Simple Panjabi Daal
A much as I’d love to be able to cook a feast every night, between work, being a mum and keeping my household running it’s just not doable. And some nights I just want to come home and cook something which is quick and easy, requires minimal preparation or preparation I can do the night before, and which most importantly is wholesome, hearty, healthy, satisfying and tasty.
This simple Panjabi daal is no doubt in my top ten recipes for this brief and I know you’ll love it. Everything is roughly chopped, shoved into one pot and blitzed at the end to bring all the flavours together. If you have a pressure cooker, you can have this on your dinner table in 25minutes. If not then you need to allow an extra 15mins or so. I tend to do my prep the night before, it only takes 5minutes and it means when I get in from work the next day I can shove everything in the cooker and then focus on spending time with my son.
I’ve used channa daal for this recipe but it works just as well with red lentils and mung daal.
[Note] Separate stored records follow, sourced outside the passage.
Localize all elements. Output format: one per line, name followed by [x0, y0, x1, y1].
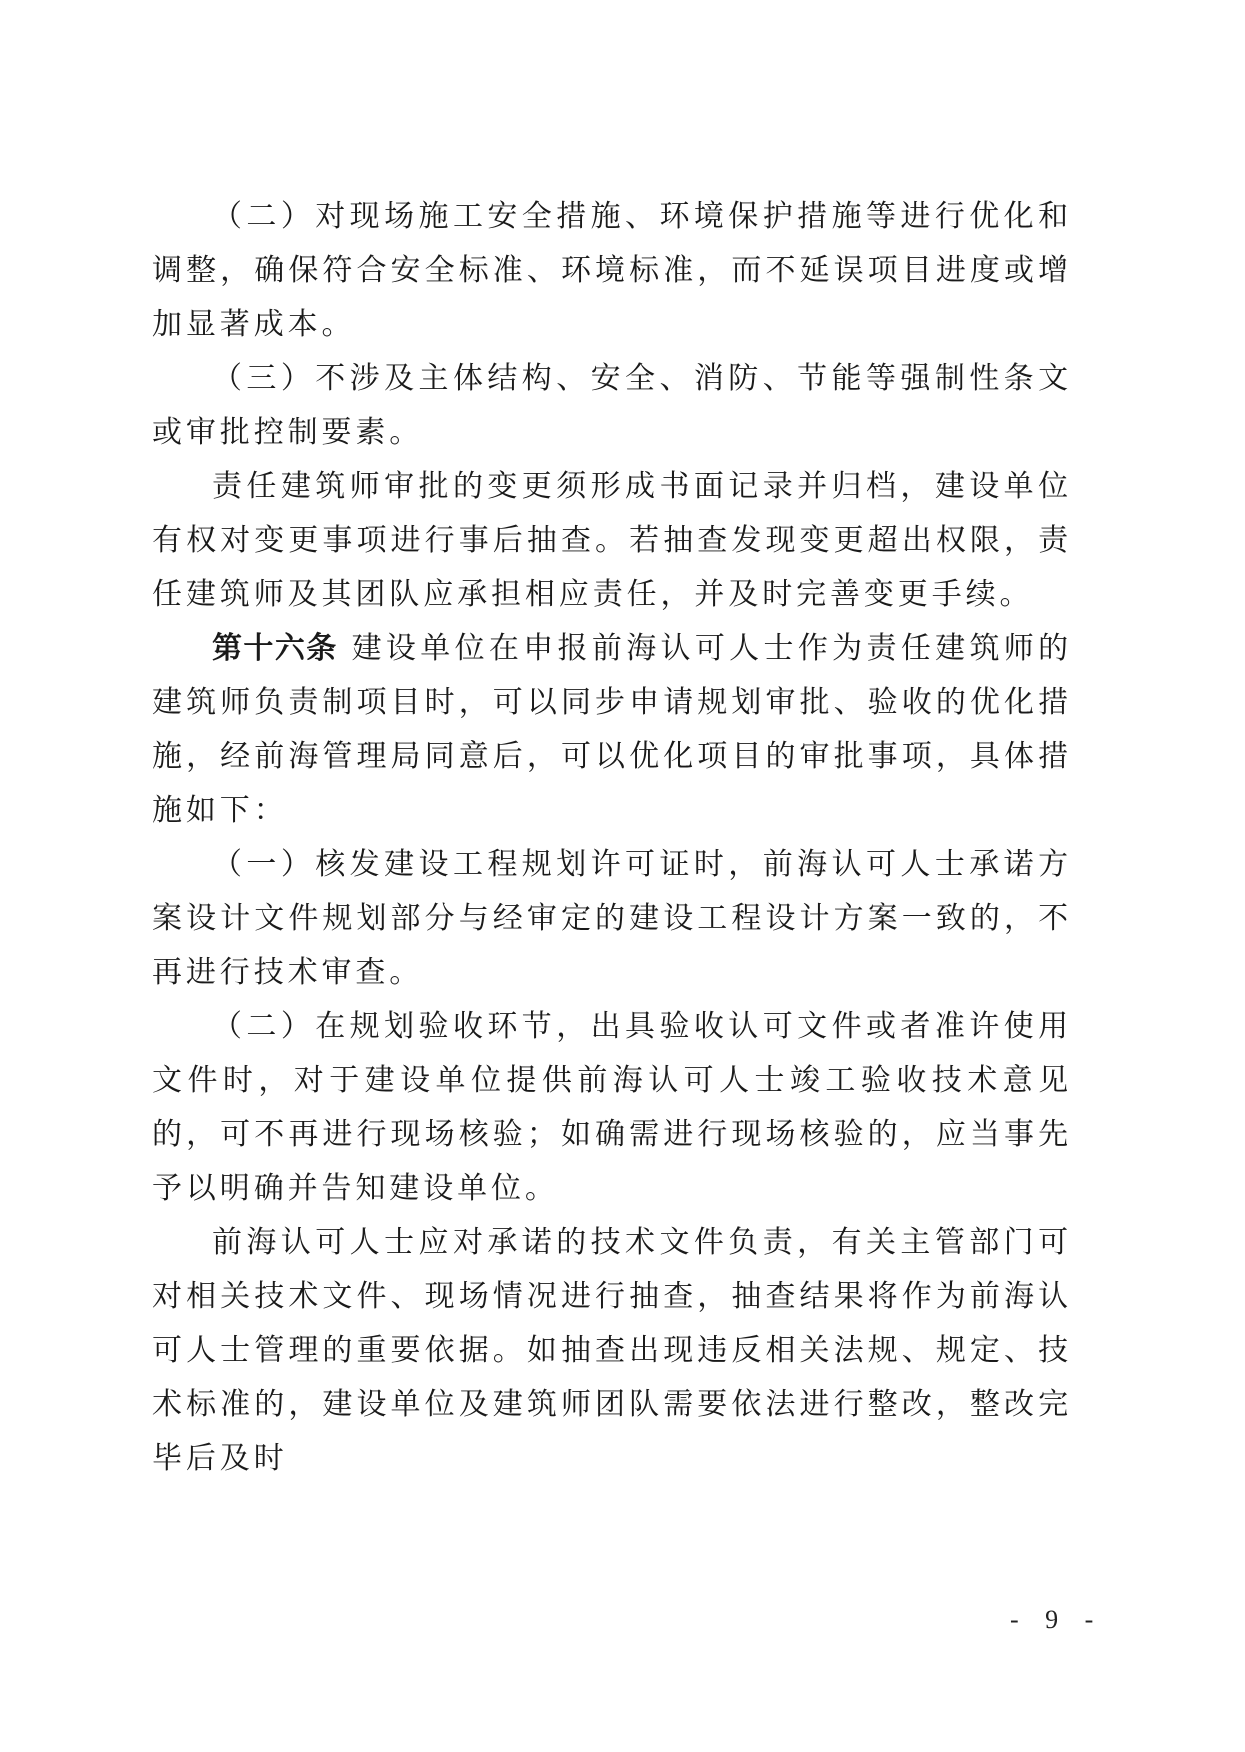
responsibility-paragraph: 责任建筑师审批的变更须形成书面记录并归档，建设单位有权对变更事项进行事后抽查。若…: [152, 460, 1072, 622]
article-heading: 第十六条: [212, 631, 338, 666]
paragraph-text: 前海认可人士应对承诺的技术文件负责，有关主管部门可对相关技术文件、现场情况进行抽…: [152, 1225, 1072, 1476]
paragraph-text: （三）不涉及主体结构、安全、消防、节能等强制性条文或审批控制要素。: [152, 361, 1072, 450]
paragraph-text: （二）对现场施工安全措施、环境保护措施等进行优化和调整，确保符合安全标准、环境标…: [152, 199, 1072, 342]
document-page-body: （二）对现场施工安全措施、环境保护措施等进行优化和调整，确保符合安全标准、环境标…: [152, 190, 1072, 1486]
clause-item-3-paragraph: （三）不涉及主体结构、安全、消防、节能等强制性条文或审批控制要素。: [152, 352, 1072, 460]
paragraph-text: （一）核发建设工程规划许可证时，前海认可人士承诺方案设计文件规划部分与经审定的建…: [152, 847, 1072, 990]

This is a true home-style cooking, full of goodness and easy to make. Comfort in a bowl!
- • 2 cups channa daal (Optional and not necessary - soaked overnight in salted boiled water to quicken the cooking process the next day)
- • 1 tbsp vegetable or sunflower oil
- • 1 tbsp cumin seeds
- • 1 ½ white onions, roughly sliced
- • 8 cloves Garlic, roughly chopped
- • Thumb size piece of ginger, roughly chopped
- • 5 Green Chillies, roughly chopped
- • ½ tbsp ground turmeric
- • 1 tbsp ground cumin and coriander powder
- • ½ tbsp. chilli powder
- • 5 tomatoes, roughly copped
- • ½ tbsp salt
- • 8 cups water
- • Finely chopped fresh coriander garnishing
- If you have soaked the daal overnight, start by draining this.
- Heat oil on a medium heat in a deep saucepan or pressure cooker.
- Add cumin seeds. Keep stirring to stop them from burning. Cumin seeds can burn quickly so keep an eye on them, we are simply looking for a slight sizzle and for the seeds to turn slightly golden.
- Once this starts happening, add the onions, garlic, ginger and green chillies. Allow these to cook on a low to medium heat.
- Once the onions have turned translucent add the salt, ground turmeric, red chilli powder and ground cumin and coriander powder. Mix well and let the spices dry toast for 3-4minutes to cook away their rawness.
- Now add the tomatoes, mix well and cover for 4-5minutes. Once you raise the lid you’ll see that the tomatoes have started to release their juices and form a golden gravy with the spices.
- Add the daal and water. Stir and cover. If using a pressure cooker, 20minutes should do the trick. If simmering on the stove, you will need to allow an extra 15minutes.
- Check that the daal is soft and cooked through.
- Finally, using an immersion blender, blitz the daal to help bring all the flavours together and break down the chunks of ginger garlic and chilli. We are not looking for a smooth puree here, you want to leave some texture.
- Garnish with freshly chopped coriander before serving. If necessary, you can add a little water before serving to loosen the daal if it has dried up.